AI memory makes authorization smaller and stranger. You’re not just protecting pages anymore. You’re protecting facts, messages, documents, embeddings, tool calls, and actions.
That’s where relationship-based authorization starts to really make sense. The model becomes relational fast: a user owns this memory, belongs to that team, can read documents in this workspace, and delegated this agent access to one source but not another.
Broad roles stop being enough here. That’s exactly the kind of relationship problem Auth0 FGA is built to model.
Then retrieval can work with authorization instead of pretending to replace it.

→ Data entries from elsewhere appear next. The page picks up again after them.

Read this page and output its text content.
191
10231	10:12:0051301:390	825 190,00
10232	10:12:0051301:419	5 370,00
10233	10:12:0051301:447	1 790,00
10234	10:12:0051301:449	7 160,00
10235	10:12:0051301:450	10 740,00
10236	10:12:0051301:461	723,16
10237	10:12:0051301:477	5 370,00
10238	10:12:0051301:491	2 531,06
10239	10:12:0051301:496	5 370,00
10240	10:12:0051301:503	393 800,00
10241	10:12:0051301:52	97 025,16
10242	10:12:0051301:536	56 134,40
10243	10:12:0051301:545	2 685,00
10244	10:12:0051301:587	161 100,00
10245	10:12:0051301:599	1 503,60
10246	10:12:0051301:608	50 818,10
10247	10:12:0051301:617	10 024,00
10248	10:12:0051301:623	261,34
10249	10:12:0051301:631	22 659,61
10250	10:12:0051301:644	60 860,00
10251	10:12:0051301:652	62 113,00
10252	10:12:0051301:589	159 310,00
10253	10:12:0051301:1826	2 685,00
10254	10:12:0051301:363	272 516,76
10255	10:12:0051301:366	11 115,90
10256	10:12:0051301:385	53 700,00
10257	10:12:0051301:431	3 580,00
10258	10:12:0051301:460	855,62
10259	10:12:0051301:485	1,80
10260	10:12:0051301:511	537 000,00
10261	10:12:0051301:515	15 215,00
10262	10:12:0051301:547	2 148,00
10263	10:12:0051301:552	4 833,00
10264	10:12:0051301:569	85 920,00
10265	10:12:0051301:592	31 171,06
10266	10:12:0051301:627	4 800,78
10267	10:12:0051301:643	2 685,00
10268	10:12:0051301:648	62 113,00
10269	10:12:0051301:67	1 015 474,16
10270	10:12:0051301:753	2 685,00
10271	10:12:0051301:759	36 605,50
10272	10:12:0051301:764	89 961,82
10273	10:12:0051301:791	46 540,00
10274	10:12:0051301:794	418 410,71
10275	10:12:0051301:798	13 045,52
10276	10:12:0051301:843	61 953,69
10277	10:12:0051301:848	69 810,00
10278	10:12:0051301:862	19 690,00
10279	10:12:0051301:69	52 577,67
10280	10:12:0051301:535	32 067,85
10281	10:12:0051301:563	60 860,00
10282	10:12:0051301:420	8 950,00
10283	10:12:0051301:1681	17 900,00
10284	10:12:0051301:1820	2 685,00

async function getAuthorizedAgentContext(
user: User,
agent: Agent,
question: string
) {
const embedding = await embed(question);
const candidates = await db.memories.findSimilar({
embedding,
limit: 20,
});
const allowed = [];
for (const memory of candidates) {
const ok = await canAccess({
user,
agent,
action: "read",
resource: memory,
});
if (ok) allowed.push(memory);
if (allowed.length === 5) break;
}
return allowed;
}
The vector database gives candidates, and the authorization layer decides which ones are actually allowed.

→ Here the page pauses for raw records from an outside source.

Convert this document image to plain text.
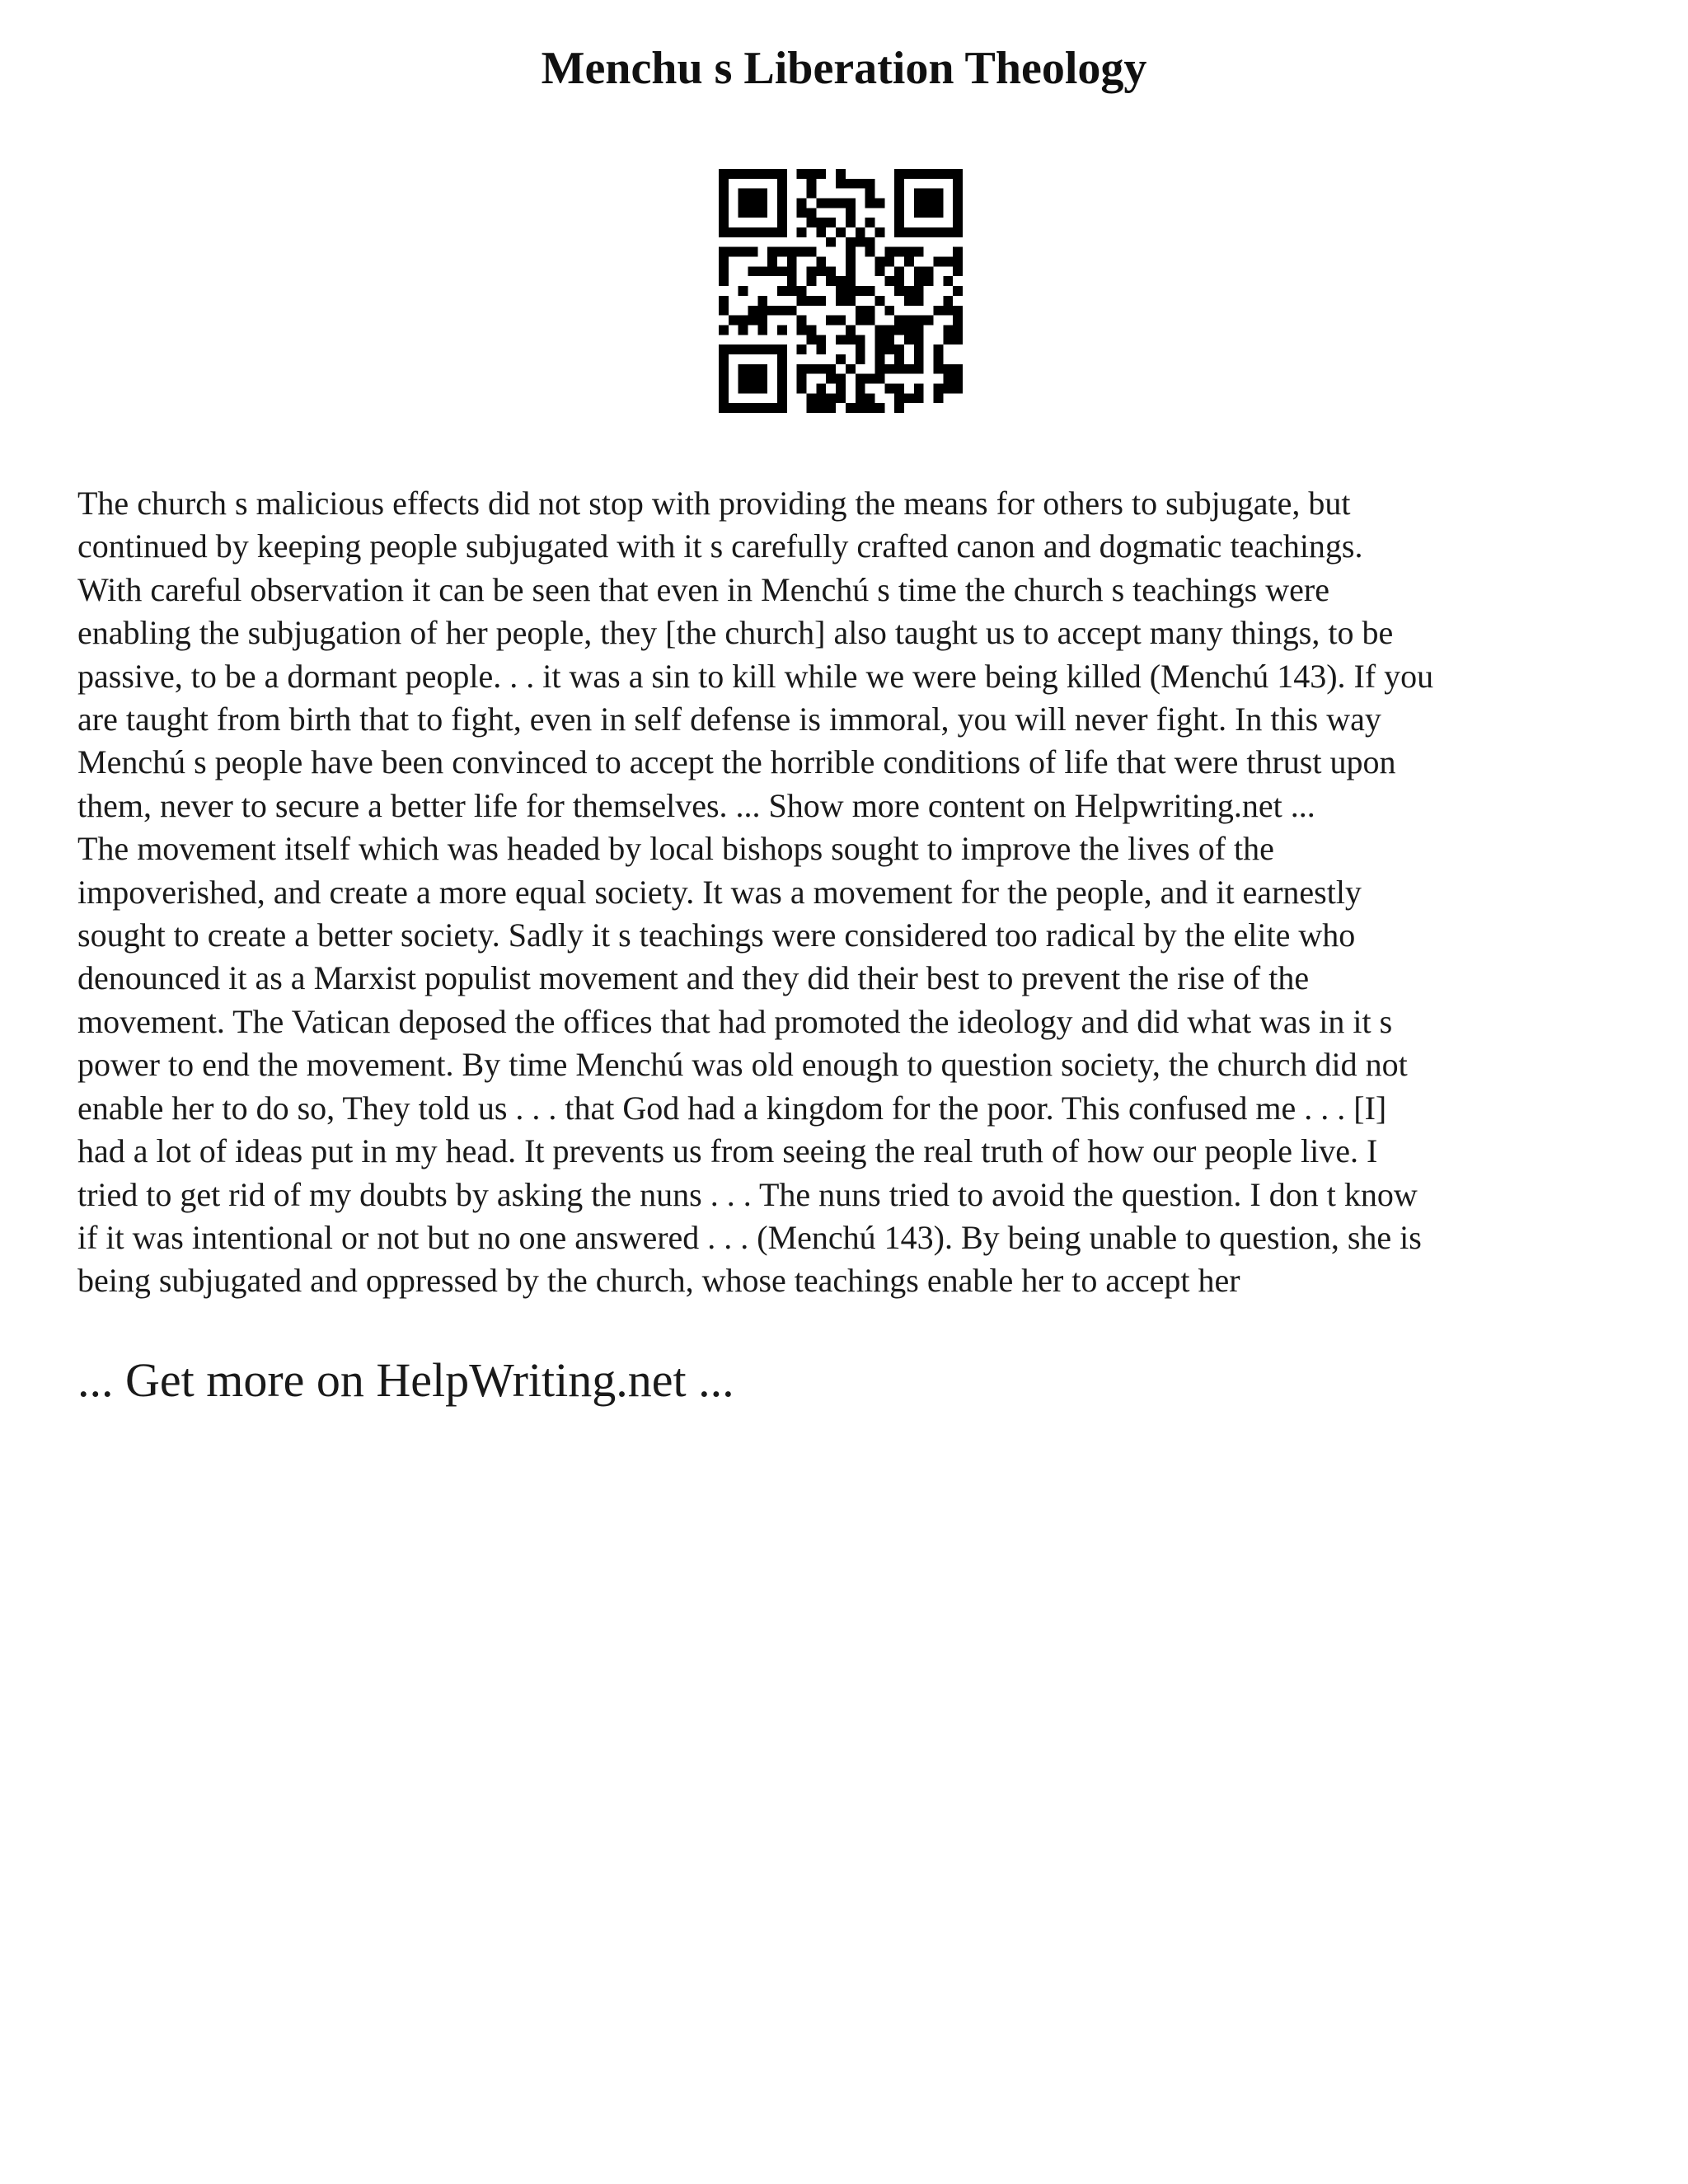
Menchu s Liberation Theology
The church s malicious effects did not stop with providing the means for others to subjugate, but
continued by keeping people subjugated with it s carefully crafted canon and dogmatic teachings.
With careful observation it can be seen that even in Menchú s time the church s teachings were
enabling the subjugation of her people, they [the church] also taught us to accept many things, to be
passive, to be a dormant people. . . it was a sin to kill while we were being killed (Menchú 143). If you
are taught from birth that to fight, even in self defense is immoral, you will never fight. In this way
Menchú s people have been convinced to accept the horrible conditions of life that were thrust upon
them, never to secure a better life for themselves. ... Show more content on Helpwriting.net ...
The movement itself which was headed by local bishops sought to improve the lives of the
impoverished, and create a more equal society. It was a movement for the people, and it earnestly
sought to create a better society. Sadly it s teachings were considered too radical by the elite who
denounced it as a Marxist populist movement and they did their best to prevent the rise of the
movement. The Vatican deposed the offices that had promoted the ideology and did what was in it s
power to end the movement. By time Menchú was old enough to question society, the church did not
enable her to do so, They told us . . . that God had a kingdom for the poor. This confused me . . . [I]
had a lot of ideas put in my head. It prevents us from seeing the real truth of how our people live. I
tried to get rid of my doubts by asking the nuns . . . The nuns tried to avoid the question. I don t know
if it was intentional or not but no one answered . . . (Menchú 143). By being unable to question, she is
being subjugated and oppressed by the church, whose teachings enable her to accept her

... Get more on HelpWriting.net ...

In a real system, you should narrow the search space before retrieval when you can, then enforce authorization again before anything reaches the model. Don’t let the model see data and then ask it to decide whether the user should have seen it. By then the boundary has already failed.
The model can help decide what’s useful. It shouldn’t decide what’s allowed.
Better Boundaries Make Better Agents
Agents get useful when they can touch real things. That’s also when they get risky.
An agent that can’t access anything is safe but useless. An agent that can access everything is useful right up until it isn’t.
Logging in identifies the user. It doesn’t authorize every agent action. Scoped delegated access is safer than blanket permissions. Vector search shouldn’t be your access control system.
This doesn’t mean every prototype needs a complex identity model on day one. Prototypes are allowed to be prototypes. But once an agent connects to real user data, identity stops being just login plumbing and starts shaping how the product behaves.
Not just login or sessions. Not just “does this user exist?”
The real question is: what is this agent allowed to do next?
Better models won’t fix bad boundaries.